In essence, in the platform case your customers are people developing products - the distinction is that you are looking to solve patterns of problems rather than specific problems. For example, you want to create storage services that can be utilized by a host of consumer facing products (e.g. binary media, documents, encryption, privacy etc), rather than specific products (e.g. consumer image social network, secure document vault for lawyers etc).
Learning
The following diagram summarizes the above discussion.

Notice that at each level there is an engagement process where at the higher level engagement is at a higher order and with people who have a horizontal view of problems, services, solutions and how behaviors at a global level can be changed (e.g. we must engage more with our citizens, people want offers in real time).
As you move down the layers, you move into vertical areas of learning and behavioral change where local domain experts and users can feedback into actual problems they are seeing and can create many solutions to address these issues. It can be challenging for people used to delivering focused solutions to consumer problems to see the higher levels of patterns needed for larger scale behavior change (i.e. making it easier for a broad set of users with a slightly less elegant solution than fits specific users - the right side of of the 80/20 rule decreases the higher up the layers you go, until you have an inclusive set of patterns).
In all layers notice there is a constant feedback layer of innovation - also notice that the arrows between the layers go both ways - there should be constant education between parties to improve the services and add new services - this is the MVP approach. As the layers at the lower levels utilize more of the platform services and hence can create even more innovation (due to reduced time to get their base product up and running), they can feed back up to the producers who can create new horizontal services that in turn can be shared across the community.
Furthermore, you can involve everyone in the innovation process at different layers as is shown below.

Notice in the diagram above you move from people with horizontal knowledge (at the top) to people with domain and niche knowledge - the engagement moves in both directions and innovations that move up the layers can be spread across everyone who uses the platform.
The further down the layers you go, the closer to get to clear definitions of consumer focused products - solutions to address various types of consumer problems. As you move up the layers,you find further and further abstractions from the detailed problem and more of a focus on a horizontal solution that fits many requirements (the pattern approach).
Steps to Disruptive Platform Innovation
The following steps will be iterated over, but it’s a start in understanding the steps that could be taken to create an innovation platform for disruption.
- Disruptive Business ideas - grand visions or ideas through discussion between experts and industry. Add in consumer focus groups noticing patterns. At this level you are not doing stuff, but rather noticing patterns across the consumer base.
- Enabled by disruptive technical platform capabilities to address patterns at scale.
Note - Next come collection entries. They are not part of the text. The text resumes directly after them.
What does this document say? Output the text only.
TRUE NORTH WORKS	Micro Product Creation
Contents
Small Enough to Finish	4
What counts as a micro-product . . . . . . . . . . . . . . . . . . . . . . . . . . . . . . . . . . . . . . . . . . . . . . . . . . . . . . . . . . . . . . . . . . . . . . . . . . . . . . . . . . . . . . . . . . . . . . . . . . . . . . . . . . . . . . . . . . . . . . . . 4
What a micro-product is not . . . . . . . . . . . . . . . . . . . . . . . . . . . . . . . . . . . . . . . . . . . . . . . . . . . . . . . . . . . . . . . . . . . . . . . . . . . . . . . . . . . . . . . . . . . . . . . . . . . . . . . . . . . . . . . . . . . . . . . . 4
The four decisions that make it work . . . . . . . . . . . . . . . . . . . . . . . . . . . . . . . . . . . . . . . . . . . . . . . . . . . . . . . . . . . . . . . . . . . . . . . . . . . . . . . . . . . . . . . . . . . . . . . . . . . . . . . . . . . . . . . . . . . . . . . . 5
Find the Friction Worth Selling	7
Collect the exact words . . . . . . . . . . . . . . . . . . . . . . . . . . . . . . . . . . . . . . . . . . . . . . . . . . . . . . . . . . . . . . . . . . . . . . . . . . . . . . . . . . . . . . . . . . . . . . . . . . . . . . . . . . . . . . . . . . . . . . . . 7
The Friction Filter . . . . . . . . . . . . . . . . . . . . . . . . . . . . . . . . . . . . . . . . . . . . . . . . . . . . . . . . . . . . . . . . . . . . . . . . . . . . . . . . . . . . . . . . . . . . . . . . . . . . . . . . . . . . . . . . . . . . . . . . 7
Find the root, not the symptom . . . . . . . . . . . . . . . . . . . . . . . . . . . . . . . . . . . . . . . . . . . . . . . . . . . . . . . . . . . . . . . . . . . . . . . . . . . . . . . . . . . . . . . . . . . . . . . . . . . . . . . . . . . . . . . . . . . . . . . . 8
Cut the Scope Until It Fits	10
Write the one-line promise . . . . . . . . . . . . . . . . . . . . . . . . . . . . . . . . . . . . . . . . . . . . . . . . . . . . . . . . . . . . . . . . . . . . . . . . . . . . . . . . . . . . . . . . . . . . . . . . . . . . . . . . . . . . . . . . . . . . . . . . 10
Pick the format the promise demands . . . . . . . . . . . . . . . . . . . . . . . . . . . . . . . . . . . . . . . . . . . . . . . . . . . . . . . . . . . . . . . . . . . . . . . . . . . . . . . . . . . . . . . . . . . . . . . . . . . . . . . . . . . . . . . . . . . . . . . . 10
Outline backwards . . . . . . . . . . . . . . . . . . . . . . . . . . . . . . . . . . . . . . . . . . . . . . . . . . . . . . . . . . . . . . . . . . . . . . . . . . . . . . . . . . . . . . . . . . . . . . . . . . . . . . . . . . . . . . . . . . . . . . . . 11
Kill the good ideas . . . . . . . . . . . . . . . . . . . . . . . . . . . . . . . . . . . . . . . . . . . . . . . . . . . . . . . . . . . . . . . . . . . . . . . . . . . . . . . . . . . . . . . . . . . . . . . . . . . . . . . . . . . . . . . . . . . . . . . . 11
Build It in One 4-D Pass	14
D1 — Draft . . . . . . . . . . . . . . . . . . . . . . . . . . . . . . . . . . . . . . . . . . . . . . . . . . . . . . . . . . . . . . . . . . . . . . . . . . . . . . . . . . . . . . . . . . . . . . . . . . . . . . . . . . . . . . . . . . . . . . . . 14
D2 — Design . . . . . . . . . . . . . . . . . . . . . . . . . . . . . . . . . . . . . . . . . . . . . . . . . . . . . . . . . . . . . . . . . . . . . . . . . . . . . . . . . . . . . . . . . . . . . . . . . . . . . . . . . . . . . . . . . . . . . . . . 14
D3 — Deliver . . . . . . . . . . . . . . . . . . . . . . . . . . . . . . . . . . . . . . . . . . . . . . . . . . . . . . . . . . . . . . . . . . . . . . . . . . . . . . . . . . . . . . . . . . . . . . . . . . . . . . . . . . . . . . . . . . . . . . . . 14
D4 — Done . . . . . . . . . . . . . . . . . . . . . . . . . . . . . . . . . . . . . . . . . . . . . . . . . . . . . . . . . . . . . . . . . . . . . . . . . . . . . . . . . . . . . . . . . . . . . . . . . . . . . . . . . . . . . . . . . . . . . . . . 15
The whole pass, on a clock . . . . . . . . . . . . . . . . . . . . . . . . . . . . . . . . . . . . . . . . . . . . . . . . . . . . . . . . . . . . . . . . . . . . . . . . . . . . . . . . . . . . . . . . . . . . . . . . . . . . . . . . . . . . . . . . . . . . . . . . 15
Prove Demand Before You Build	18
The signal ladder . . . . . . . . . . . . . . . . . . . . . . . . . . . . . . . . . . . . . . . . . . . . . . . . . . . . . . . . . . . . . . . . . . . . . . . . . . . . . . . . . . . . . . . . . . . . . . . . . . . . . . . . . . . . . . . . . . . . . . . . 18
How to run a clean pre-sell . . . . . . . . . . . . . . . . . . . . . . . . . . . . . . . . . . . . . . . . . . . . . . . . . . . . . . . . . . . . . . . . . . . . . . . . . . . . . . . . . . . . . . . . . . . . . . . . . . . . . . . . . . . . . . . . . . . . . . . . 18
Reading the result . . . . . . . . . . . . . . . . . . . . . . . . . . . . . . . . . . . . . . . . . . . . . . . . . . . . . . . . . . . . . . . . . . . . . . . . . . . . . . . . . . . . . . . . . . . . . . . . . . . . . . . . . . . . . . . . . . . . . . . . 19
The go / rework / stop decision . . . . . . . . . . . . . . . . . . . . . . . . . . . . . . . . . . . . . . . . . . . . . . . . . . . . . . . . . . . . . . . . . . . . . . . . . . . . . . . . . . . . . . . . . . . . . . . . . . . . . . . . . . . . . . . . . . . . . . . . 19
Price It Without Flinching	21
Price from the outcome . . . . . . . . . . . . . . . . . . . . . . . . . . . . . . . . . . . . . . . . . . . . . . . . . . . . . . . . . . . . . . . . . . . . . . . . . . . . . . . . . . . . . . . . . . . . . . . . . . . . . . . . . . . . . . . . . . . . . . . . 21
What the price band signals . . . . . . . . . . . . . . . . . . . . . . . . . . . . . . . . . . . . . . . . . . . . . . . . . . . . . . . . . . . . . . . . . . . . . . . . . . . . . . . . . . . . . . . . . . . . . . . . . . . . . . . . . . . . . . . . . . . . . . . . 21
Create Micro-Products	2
People with horizontal technical knowledge are key.
- High level business goals - knit together components to do new things. New technical patterns enable new ideas - or make original ideas attainable.
- Enabled by more specific technical platform capabilities. The patterns become implemented as composed use of the platform services.
- Detailed business goals - customer vision from in the field experience (algorithms, apps etc)
- Supported by user feedback. Gather requirements etc. This is where you scale engagement.
- Enabled by specific technical solutions
- Iterate and build many technical solutions. Start small. Improve the higher level patterns by bottom up feedback.